I was a 16 year old straight A student. Then I met him, and that all changed. Abuse happens slowly and then all at once. I met the new boy at school. He was this hot, mysterious guy and one night at a party. I unknowingly became his. That sounds sweet but as time continued, the bitterer it got. It started out with isolation. I dropped out of school so I could stay home with him. Then my friends became untrustworthy to him. He couldn’t “trust” me while I was with them. So I ended up not hanging out with them anymore. Then my family was next to be turned against me.
The arguments started and I would always end up being in the wrong... I was crazy and insecure and making a big deal out of irrelevant things. My family would tell me to calm down and to stop acting the way I was. I don’t know what he told them, but he was a good sweet talker. Shortly after everyone was turned on me, the physical abuse started. I mean it was just pushing each other, saying that we couldn’t leave. We couldn’t break up. He would always threaten to leave... any time I did something “wrong” including taking too long to get out of work, taking too long to reply to text messages while I was working, or simply looking at someone the wrong way. That’s when I became a whore, a cunt, useless, worthless.
That’s when he would make me feel like I was even ranked less than the dirt underneath his feet. So I would get upset and he would try to leave me and so I would push him away from the door, trying to make him stay. All I wanted was for him to stay. And so he did. He stayed. He stayed to punish me. Slap me. Throw me down on the ground and kick me. “How could you do this to me?” “See what you do to me?!” He would yell at me, as blood poured out of my freshly broken nose. I thought this was love and that I deserved this. He made me believe that. I was ALWAYS wrong. I couldn’t lie but I also couldn’t tell the truth. I couldn’t let him walk away but I couldn’t make him stay. The world revolved around him.
Even if I said no, he would make me have sex with him. What he wanted he had. I just didn’t want to start an argument. I would have let him kill me. That’s how intense the abuse got. My mind was not right anymore. And so when he broke my femur, the strongest bone in the human body, my family and the doctors helped wake up my soul that had been hiding for a long time from him. I yelled at them and said I loved him. As soon as I turned 18(2 weeks) I was going to move out and be with him. 2 weeks.
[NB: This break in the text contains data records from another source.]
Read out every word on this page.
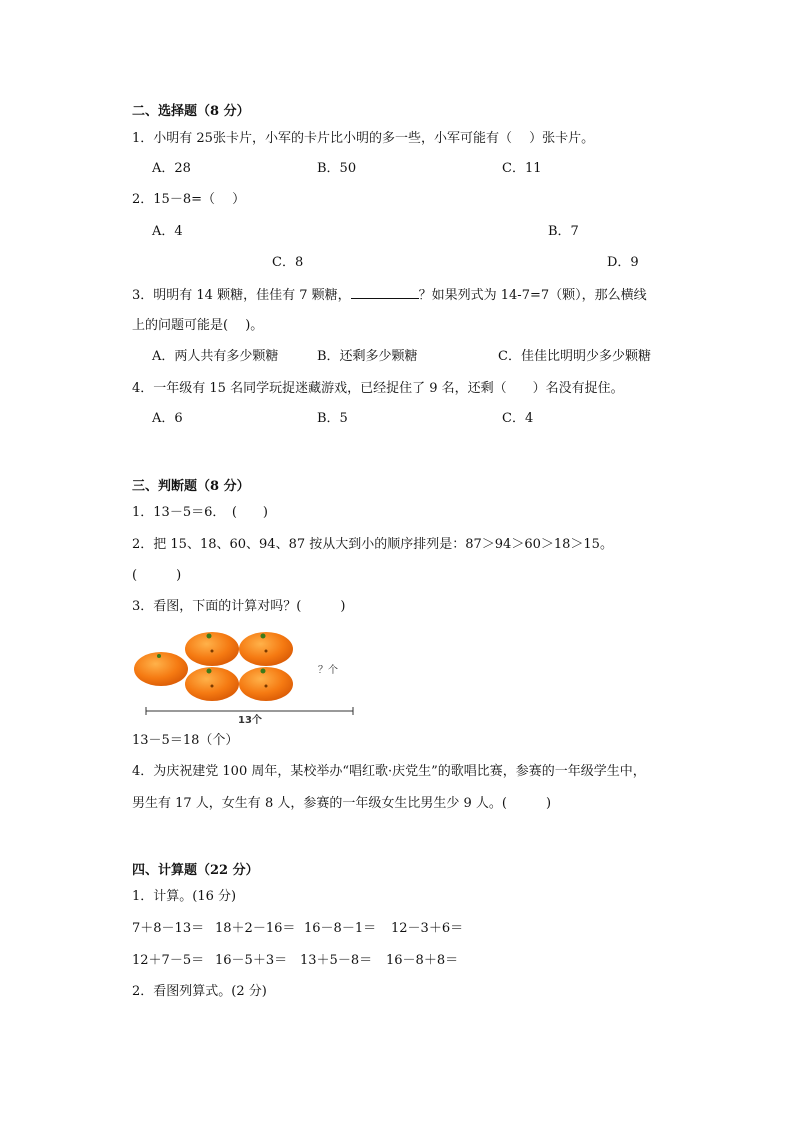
二、选择题（8 分）
1．小明有 25张卡片，小军的卡片比小明的多一些，小军可能有（　 ）张卡片。
A．28	B．50	C．11
2．15－8=（　 ）
A．4	B．7
C．8	D．9
3．明明有 14 颗糖，佳佳有 7 颗糖，	？如果列式为 14-7=7（颗），那么横线
上的问题可能是(　 )。
A．两人共有多少颗糖	B．还剩多少颗糖	C．佳佳比明明少多少颗糖
4．一年级有 15 名同学玩捉迷藏游戏，已经捉住了 9 名，还剩（　　）名没有捉住。
A．6	B．5	C．4
三、判断题（8 分）
1．13－5＝6．　(　　)
2．把 15、18、60、94、87 按从大到小的顺序排列是：87＞94＞60＞18＞15。
(　　　)
3．看图，下面的计算对吗？(　　　)
？个
13个
13－5＝18（个）
4．为庆祝建党 100 周年，某校举办“唱红歌·庆党生”的歌唱比赛，参赛的一年级学生中，
男生有 17 人，女生有 8 人，参赛的一年级女生比男生少 9 人。(　　　)
四、计算题（22 分）
1．计算。(16 分)
7＋8－13＝ 18＋2－16＝ 16－8－1＝ 12－3＋6＝
12＋7－5＝ 16－5＋3＝ 13＋5－8＝ 16－8＋8＝
2．看图列算式。(2 分)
That is the amount of time my family had to convince their teenage daughter not to go back to the boy who had hurt her. I don’t know why it was so hard to pierce it through my skull, but it took every last ounce of strength I had to not go to him. I slowly regained confidence in myself. I was no longer isolated. I no longer had someone driving it into my brain that I was dirt. It was my beginning.
And now, I still think of him. I see signs of abuse all the time in life. I sometimes worry that I’ll run into him. Sometimes I’ll get on someone’s Facebook and try to see what he’s up too. Abuse is crazy. He could have killed me, and yet, I still miss him. That’s what it did to me mentally. I was far too weak to see how wrong it was. But the experience taught me how strong I can be. How strong my family bond is. That I wasn’t alone.
Life goes on, and I still suffer from extreme anxiety and also depression, but I am alive. I am a survivor. I know what Love is not. It’s not the flowers after he hits you. It’s not the “I’m sorry you make me get so upset thinking I’m going to lose you.” “Or you’re mine, I don’t want you to leave me.” It’s not the make up to cover your bruises or the lies you have to tell your family. It’s not unwanted sex to make him happy. Love is pure. It is hectic. It is indeed crazy, but it is kind. It is the patience that one gives to you because you can’t tell them the nightmare you had of him hitting you. It’s acceptance that what happened has changed you forever. It is understanding and compassion.
Just remember that you must love yourself first. You and I, we are survivors. And we are worthy of love.